Richard beranjak. Tapi Hilda segera menghalau dan memeluknya. Ia terus terisak.
“Kumohon, jangan tinggalkan aku. Aku benar-benar tak bisa hidup tanpamu,” teriaknya.
Richard melepaskan dirinya dari pelukan Hilda dengan perlahan.
Jika kita terus bersama, kita hanya akan saling menyakiti, Hilda. Dan aku tak bisa berkompromi lagi dengan hatiku untuk tetap bersamamu. Aku lelah. Lelah luar biasa,,” ucap Richard tegas. Tak ada lagi yang bisa mempengaruhi keputusannya. Bahkan ketika Hilda bersimpuh padanya, ia tetap mengemasi barang-barangnya dan memutuskan untuk segera keluar dari rumah tersebut. 


***

          Anne menerima surat pemecatan dirinya beberapa saat setelah ia  menginjakkan kakinya di ruang meeting. Ya, ia sudah menduga akan hal ini. Keributan tadi malam di pesta tersebut pasti membuat pak Robert naik darah dan akhirnya memecatnya. Meskipun sebenarnya keributan tersebut adalah murni kesalahan lelaki bertubuh tambun tersebut. Tapi, itulah bos, orang kaya yang  pastinya mau menang sendiri.
Tapi, bukan hanya masalah pemecatan dirinya yang membuatnya risau. Tapi ia takut jika kejadian tadi malam akan berujung di meja hijua. Pak Robert pasti tidak terima dengan perlakuan Richard dan bisa saja ia menuntutnya secara hukum atas perihal penganiayaan.
“Ada apa sebenarnya, Anne? Kenapa mereka memecatmu tanpa alasan? Ini pasti ada yang tidak beres,” Brian terlihat begitu kesal.

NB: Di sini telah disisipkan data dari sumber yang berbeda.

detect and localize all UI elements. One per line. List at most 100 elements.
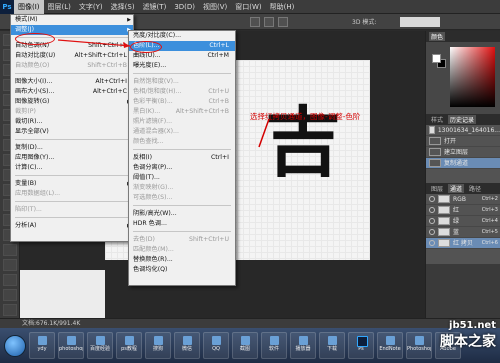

“Aku pasti akan menceritakan duduk permasalahan yang sebenarnya padamu, Brian. Tapi tidak sekarang. Saat ini, aku harus segera menemui pak Robert dan menyelesaikan segalanya. Maafkan aku. Kita akan bicarakan ini lagi, oke?” Anne beranjak dengan tergesa-gesa meninggalkan Brian yang masih terlihat bingung dengan apa yang terjadi.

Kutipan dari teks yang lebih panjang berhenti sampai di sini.